Texte de Marie-Christine Vieille Grisard

Je ne sais pas d’où je suis.
Quand on me pose la question, je dis où je suis née, Guérande, ça sonne bien et puis le sel tout le monde connaît.
En réalité je suis née là par hasard, un été, pendant les vacances.

Quand un jour, mon professeur de danse du conservatoire de Bourgogne, m’a dit : vraiment tu es méditerranéenne !, j’ai répondu : non je suis bretonne. Et en rentrant le soir, ma mère : mais si ta grand-mère, l’Algérie !
Ma grand-mère, l’Algérie !?

À la danse toutes les filles étaient plus âgées et blondes, j’étais la petite. C’est vrai que je ne danse pas comme une blonde, ni comme une bretonne sans doute.

Plus tard je ferais du Flamenco.

J’arrive toujours en retard car j’ai horreur de dire bonjour, ça m’angoisse.
Dans le vestiaire à la danse, j’arrivais toujours à la dernière minute, lâchant un « bjour ! » rapide à la cantonade.
Je me souviens d’une fille, grande frange et cheveux raides platine, qui prenait le temps d’embrasser chacune de nous avec un grand sourire, ça m’épatait.

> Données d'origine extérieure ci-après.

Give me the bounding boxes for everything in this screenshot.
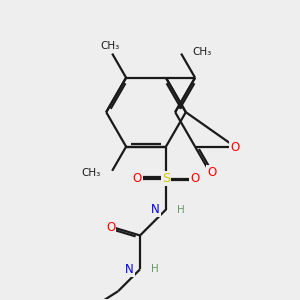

J’ai toujours été désarçonnée par les gens qui me demandaient comment j’allais, balbutiant une réponse que l’on attendait pas.

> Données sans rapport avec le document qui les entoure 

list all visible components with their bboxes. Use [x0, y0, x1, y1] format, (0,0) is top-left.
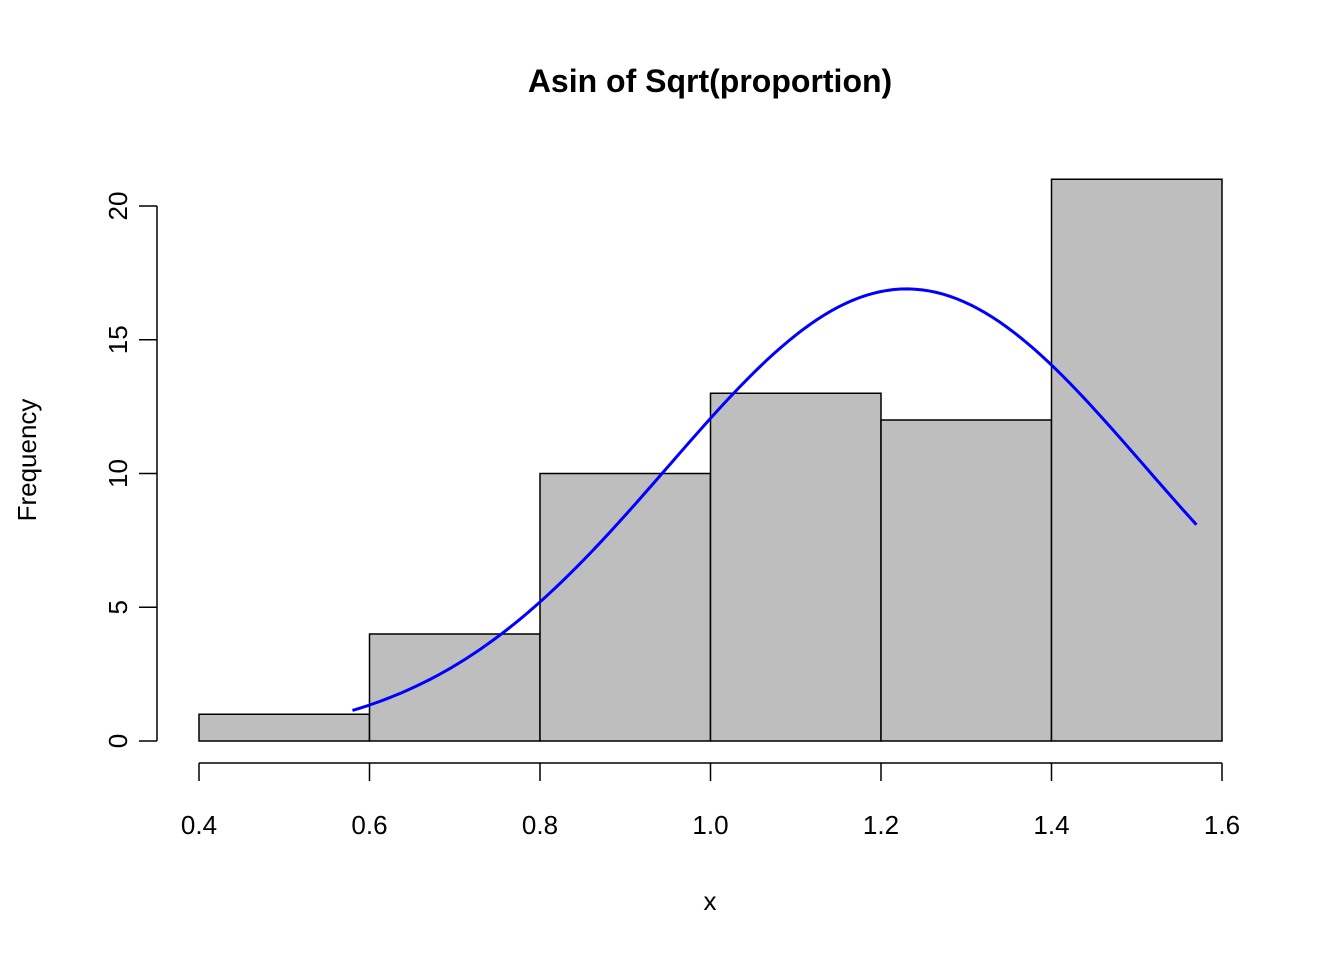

Je n’ai jamais vraiment fait partie d’un groupe, toujours à la marge, un pied dedans, un pied dehors, parfois flattée d’être conviée parfois déçue d’être oubliée. Mais je crois que c’est comme ça que je me sens libre, indépendante. La solitude ne me fait pas peur.
L’amitié ça s’entretient, je suis négligente.

Je n’aime pas les portes fermées, les horizons bouchés, j’ai toujours besoin de sentir que je peux m’échapper.
Je suis d’une famille où il faut se battre pour avoir la parole, je ne suis pas vaillante.
En réunion, je suis toujours décontenancée quand on me demande mon avis.

Pour le travail nous nous sommes retrouvés en région parisienne, nous ne pensions pas rester, nous ne nous sommes jamais vraiment posés.
Puis les enfants ont grandi et ils n’ont plus voulu bouger.
Puis les enfants ont grandi et ils sont partis.

Et je me retrouve là à ne pas savoir d’où je suis. Mais la question vaut-elle d’être posée ?
Faire le deuil de ma place, pour ne pas me perdre.